Archive for the ‘Covid 19’ Category

A life without risk?

April 4, 2020

No life is without risk. Everything has risk, and we accept the risk every day when we get out of bed.

We don’t take unnecessary risks, at least as we get older.

But are we now striving for minimising the risk too far? We all die: many of us have lived much longer than we could have expected to in past centuries: look at any old graveyard, look at the births and deaths of the artists and composers.

Covid 19 isn’t the plague. The mortality is about 1% with good hospital treatment, perhaps 3 or 4% without it. The social distancing we are doing won’t of itself change the numbers getting the disease in the longer term, not unless we create new treatments or vaccines, neither of which seems a prospect in the short term. Certainly social distancing slows down the progress of the disease through the population, and this has allowed health services to expand their capabilities.

But the cost is large. Churches are closed, as are all performances and gatherings. All except food shops are closed here. Outings are strictly limited to household groups.

It feels as though we are simply waiting for the grim reaper to get round to us.

Would it be better to confront death more directly, and simply accept that something between 1 and 4% of the population will die of this disease? Just let life (and death) continue? Take the risk, and live, rather than try to temporarily avoid the risk and exist in this miserable demi-monde!

Of Covid 19, Social distancing and herd immunity.

March 29, 2020

I’m practising social distancing, as prescribed in Scotland: out of the house only for food, exercise, and emergencies, which here translates as one of us walking the dog once each day, plus occasional food shopping, always maintaining the 2 metres distancing.

But what’s the aim? Clearly, slowing down the infection rate to a point where the health service (NHS) can have some hope of coping, and can have time to build up considerable extra capacity for those who require hospitalisation. But can we think just a little longer term?

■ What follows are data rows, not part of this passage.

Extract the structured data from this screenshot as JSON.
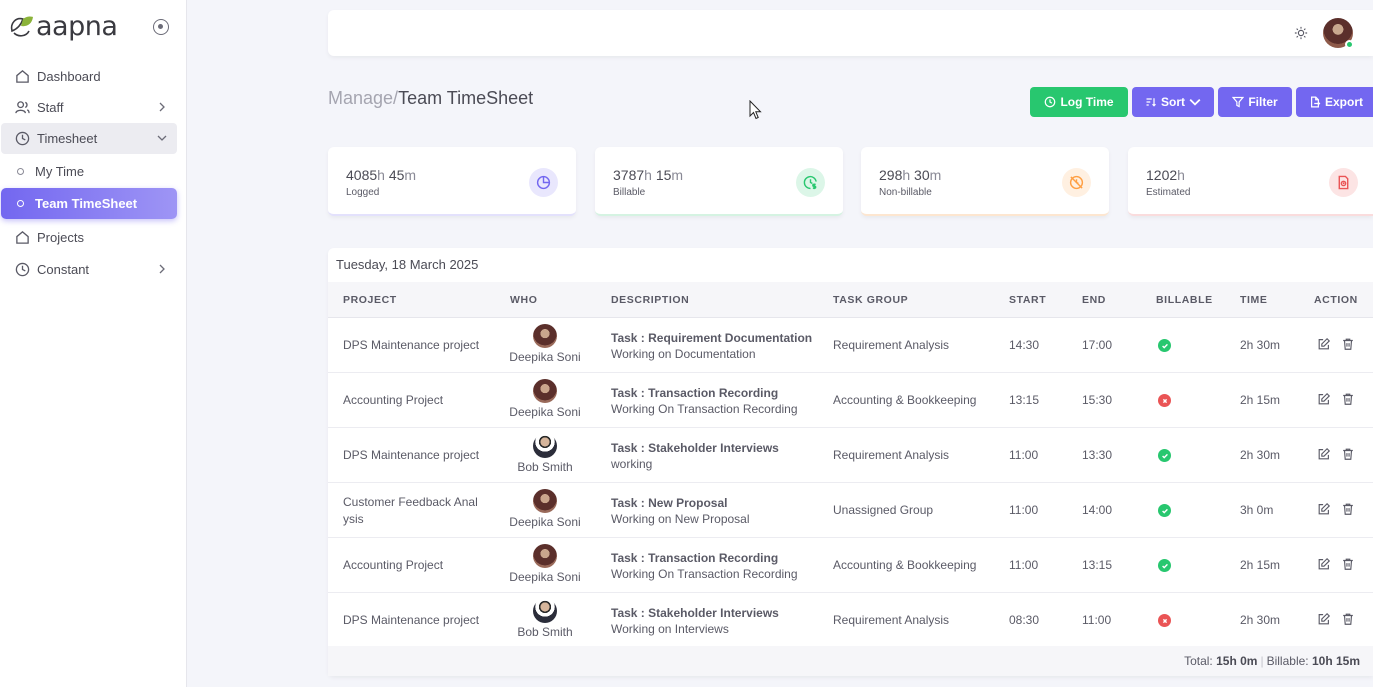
{
  "brand": {
    "name": "aapna"
  },
  "sidebar": {
    "items": [
      {
        "label": "Dashboard",
        "icon": "home-icon"
      },
      {
        "label": "Staff",
        "icon": "users-icon"
      },
      {
        "label": "Timesheet",
        "icon": "clock-icon"
      },
      {
        "label": "Projects",
        "icon": "home-icon"
      },
      {
        "label": "Constant",
        "icon": "clock-icon"
      }
    ],
    "sub_items": [
      {
        "label": "My Time"
      },
      {
        "label": "Team TimeSheet"
      }
    ]
  },
  "breadcrumb": {
    "parent": "Manage/",
    "current": "Team TimeSheet"
  },
  "actions": {
    "log_time": "Log Time",
    "sort": "Sort",
    "filter": "Filter",
    "export": "Export"
  },
  "stats": [
    {
      "hours": "4085",
      "hours_unit": "h",
      "minutes": "45",
      "minutes_unit": "m",
      "label": "Logged",
      "color": "#7367f0"
    },
    {
      "hours": "3787",
      "hours_unit": "h",
      "minutes": "15",
      "minutes_unit": "m",
      "label": "Billable",
      "color": "#28c76f"
    },
    {
      "hours": "298",
      "hours_unit": "h",
      "minutes": "30",
      "minutes_unit": "m",
      "label": "Non-billable",
      "color": "#ff9f43"
    },
    {
      "hours": "1202",
      "hours_unit": "h",
      "minutes": "",
      "minutes_unit": "",
      "label": "Estimated",
      "color": "#ea5455"
    }
  ],
  "table": {
    "date": "Tuesday, 18 March 2025",
    "columns": [
      "PROJECT",
      "WHO",
      "DESCRIPTION",
      "TASK GROUP",
      "START",
      "END",
      "BILLABLE",
      "TIME",
      "ACTION"
    ],
    "rows": [
      {
        "project": "DPS Maintenance project",
        "who": "Deepika Soni",
        "task": "Task : Requirement Documentation",
        "note": "Working on Documentation",
        "group": "Requirement Analysis",
        "start": "14:30",
        "end": "17:00",
        "billable": true,
        "time": "2h 30m"
      },
      {
        "project": "Accounting Project",
        "who": "Deepika Soni",
        "task": "Task : Transaction Recording",
        "note": "Working On Transaction Recording",
        "group": "Accounting & Bookkeeping",
        "start": "13:15",
        "end": "15:30",
        "billable": false,
        "time": "2h 15m"
      },
      {
        "project": "DPS Maintenance project",
        "who": "Bob Smith",
        "task": "Task : Stakeholder Interviews",
        "note": "working",
        "group": "Requirement Analysis",
        "start": "11:00",
        "end": "13:30",
        "billable": true,
        "time": "2h 30m"
      },
      {
        "project_line1": "Customer Feedback Anal",
        "project_line2": "ysis",
        "who": "Deepika Soni",
        "task": "Task : New Proposal",
        "note": "Working on New Proposal",
        "group": "Unassigned Group",
        "start": "11:00",
        "end": "14:00",
        "billable": true,
        "time": "3h 0m"
      },
      {
        "project": "Accounting Project",
        "who": "Deepika Soni",
        "task": "Task : Transaction Recording",
        "note": "Working On Transaction Recording",
        "group": "Accounting & Bookkeeping",
        "start": "11:00",
        "end": "13:15",
        "billable": true,
        "time": "2h 15m"
      },
      {
        "project": "DPS Maintenance project",
        "who": "Bob Smith",
        "task": "Task : Stakeholder Interviews",
        "note": "Working on Interviews",
        "group": "Requirement Analysis",
        "start": "08:30",
        "end": "11:00",
        "billable": false,
        "time": "2h 30m"
      }
    ],
    "footer": {
      "total_label": "Total:",
      "total_value": "15h 0m",
      "billable_label": "Billable:",
      "billable_value": "10h 15m"
    }
  }
}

While the measures taken here (and elsewhere in Europe, for example), are practical, there are many countries tries where these types of measures are simply impossible, or where the government of these countries do not wish to take such measures. At the same time, there are countries which are very organised, and manage to trace infected people effectively, reducing infection. But still, let’s take a longer view.

The UK 1957 flu epidemic had a much lower mortality rate, and while attempts were made to reduce the infection rate, it is reckoned about 9 million people in the UK had the disease (see https://www.ncbi.nlm.nih.gov/pmc/articles/PMC2714797/). Taking a 1% mortality rate (which is realistic only if the NHS can cope effectively), that would give about 90,000 deaths. More realistically, if more than 9 million people caught Covid19, nd the NHS couldn’t cope the figure would (I suspect) be more like 3 or 4%, taking the deaths to about 300,000 to 400,000, possibly quite a lot more depending on how many people actually caught the disease. That’s a lot: but in a country of 60 million people with mean death age of 80 (say), one would expect about (60,000,000/80 = 750,000) deaths per year, which puts the figure in some context. But the aim at the moment appears to be to stop the infection before it gets to this level.

How practical is this, in the long term? Let’s assume that there’s continuing outbreaks internationally. Let’s also assume that perhaps 2-3 million people in the UK get affected (with 20,000 deaths which seems to be one current estimate). Then there will be a large majority of the population with no immunity, at least until an effective vaccine is created. That would mean that travelling abroad would have new dangers, and people coming in from abroad would be likely to start off new outbreaks. If an effective vaccine existed, the former could be checked (rather like yellow fever is checked), but we might need quarantine for unvaccinated people arriving from abroad.

Of course, we may also find better treatments which might reduce mortality: I know there is research on this, but I have no idea of the timescale here. Viral diseases do mutate faster than bacterial ones, which makes (long-term) vaccination difficult – think of the annual influenza vaccination programme. We don’t really have medication agains influenza, as far as I know, except some anti-virals, some of which have side-effects – and anyway, influenza recovery rates are such that anti-virals seem inappropriate mostly. But that might not be the case for Covid19.

Conclusions? I don’t have any, but we do need to look forward. Are we aiming to cut the infection rate to where we can trace and isolate (like South Korea, and China), or are we aiming for slowly building uop herd immunity at a rate that the health service can cope? Or has this country not decided yet quite what it is aiming for?